Locke también leyó El Leviatán de Thomas Hobbes, de quien aceptó, claro, la separación entre el Estado y la Iglesia, pero deploró la defensa del autoritarismo político, pues Locke pensaba que el individuo era el reducto básico que la sociedad tiene que salvar, proteger. Bajo esa idea escribió Ensayo sobre la tolerancia (1667), afirmando que nadie sabe lo suficiente para imponer a otras personas su religión, y Dos tratados sobre el gobierno en que se dedicó a cuestionar el derecho divino de los reyes a gobernar. 

El pensamiento político de Locke hoy es un lugar común que se recita de manera mecánica y es casi el santo y seña de quien parlotea, pero en su tiempo fue un lenguaje vivo, fuera de cánones y resultaba revolucionario.
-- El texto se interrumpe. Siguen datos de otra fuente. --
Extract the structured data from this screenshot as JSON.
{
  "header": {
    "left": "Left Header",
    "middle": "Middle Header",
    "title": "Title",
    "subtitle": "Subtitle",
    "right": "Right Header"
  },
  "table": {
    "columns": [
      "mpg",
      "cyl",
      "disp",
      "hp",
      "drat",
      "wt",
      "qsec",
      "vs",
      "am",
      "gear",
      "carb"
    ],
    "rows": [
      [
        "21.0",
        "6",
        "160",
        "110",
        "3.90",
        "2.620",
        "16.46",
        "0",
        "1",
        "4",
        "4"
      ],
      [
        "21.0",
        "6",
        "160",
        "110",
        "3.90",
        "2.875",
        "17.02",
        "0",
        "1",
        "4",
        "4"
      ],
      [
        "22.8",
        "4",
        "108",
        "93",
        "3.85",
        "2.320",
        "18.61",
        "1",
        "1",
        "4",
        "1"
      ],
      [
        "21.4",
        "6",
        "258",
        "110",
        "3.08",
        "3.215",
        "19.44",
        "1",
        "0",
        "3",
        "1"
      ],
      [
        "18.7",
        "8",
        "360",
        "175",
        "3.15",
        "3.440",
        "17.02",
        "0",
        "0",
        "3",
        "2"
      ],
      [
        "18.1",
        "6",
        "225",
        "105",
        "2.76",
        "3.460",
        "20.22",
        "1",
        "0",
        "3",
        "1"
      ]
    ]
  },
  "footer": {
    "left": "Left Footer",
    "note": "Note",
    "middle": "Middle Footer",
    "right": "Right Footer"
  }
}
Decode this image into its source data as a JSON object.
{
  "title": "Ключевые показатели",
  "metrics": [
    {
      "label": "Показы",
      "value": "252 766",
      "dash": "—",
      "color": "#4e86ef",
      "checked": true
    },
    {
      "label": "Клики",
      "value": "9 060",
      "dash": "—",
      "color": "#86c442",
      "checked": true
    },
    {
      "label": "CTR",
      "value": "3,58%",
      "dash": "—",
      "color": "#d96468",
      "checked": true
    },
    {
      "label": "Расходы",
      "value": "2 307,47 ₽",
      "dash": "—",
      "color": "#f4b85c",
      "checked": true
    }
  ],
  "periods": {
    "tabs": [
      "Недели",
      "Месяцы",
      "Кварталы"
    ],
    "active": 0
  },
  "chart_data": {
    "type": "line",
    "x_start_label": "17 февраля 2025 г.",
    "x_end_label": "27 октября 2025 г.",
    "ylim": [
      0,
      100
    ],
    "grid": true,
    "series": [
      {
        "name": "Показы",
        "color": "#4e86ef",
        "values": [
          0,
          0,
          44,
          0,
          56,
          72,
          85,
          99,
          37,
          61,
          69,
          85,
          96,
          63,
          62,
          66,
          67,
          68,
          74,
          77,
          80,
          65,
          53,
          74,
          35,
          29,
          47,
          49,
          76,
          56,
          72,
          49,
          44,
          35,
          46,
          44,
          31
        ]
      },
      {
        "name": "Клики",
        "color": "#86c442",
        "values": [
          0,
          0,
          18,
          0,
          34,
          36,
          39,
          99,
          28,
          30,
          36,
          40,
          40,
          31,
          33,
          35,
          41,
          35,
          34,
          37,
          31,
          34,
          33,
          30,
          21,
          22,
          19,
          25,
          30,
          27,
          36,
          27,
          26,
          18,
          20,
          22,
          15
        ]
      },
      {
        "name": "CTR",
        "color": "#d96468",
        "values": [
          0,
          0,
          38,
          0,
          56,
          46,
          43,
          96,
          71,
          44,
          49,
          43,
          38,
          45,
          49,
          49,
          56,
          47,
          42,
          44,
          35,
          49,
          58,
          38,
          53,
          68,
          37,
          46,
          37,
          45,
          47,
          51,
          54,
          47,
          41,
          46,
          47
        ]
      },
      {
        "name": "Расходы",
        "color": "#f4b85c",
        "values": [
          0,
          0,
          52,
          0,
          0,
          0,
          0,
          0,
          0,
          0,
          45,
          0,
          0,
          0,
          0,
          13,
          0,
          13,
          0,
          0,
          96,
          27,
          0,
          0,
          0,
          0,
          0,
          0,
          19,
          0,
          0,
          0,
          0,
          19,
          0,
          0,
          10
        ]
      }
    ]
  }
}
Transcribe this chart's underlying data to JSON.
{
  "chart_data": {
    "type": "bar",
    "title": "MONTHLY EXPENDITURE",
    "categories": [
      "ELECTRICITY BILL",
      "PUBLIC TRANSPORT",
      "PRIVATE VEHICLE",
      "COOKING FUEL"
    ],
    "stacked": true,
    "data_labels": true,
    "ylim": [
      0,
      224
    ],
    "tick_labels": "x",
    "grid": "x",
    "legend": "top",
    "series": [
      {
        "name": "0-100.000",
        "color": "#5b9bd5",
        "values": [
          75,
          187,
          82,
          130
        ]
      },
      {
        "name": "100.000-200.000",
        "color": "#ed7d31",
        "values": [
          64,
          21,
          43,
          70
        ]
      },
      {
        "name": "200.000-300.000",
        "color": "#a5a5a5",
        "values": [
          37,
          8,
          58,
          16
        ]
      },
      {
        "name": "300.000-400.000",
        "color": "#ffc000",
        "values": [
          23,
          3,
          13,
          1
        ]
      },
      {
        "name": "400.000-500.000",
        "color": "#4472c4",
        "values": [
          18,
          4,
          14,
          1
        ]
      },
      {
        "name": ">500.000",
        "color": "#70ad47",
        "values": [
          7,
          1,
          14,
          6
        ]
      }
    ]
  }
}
Esas ideas son unas de las bases de la Declaración de Independencia de los Estados Unidos, de la Revolución Francesa y de la democracia liberal; fueron granadas en su momento, aunque hoy se han extendido como estribillo publicitario, vacío y huero. A veces, sin embargo, el mejor halago que obtiene un pensador es pasar por angustiosos desfiladero y llegar a la llanura de la buena sociedad. A veces los pensadores colaboran a rediseñar el sentido común de manera tan elegante como discreta.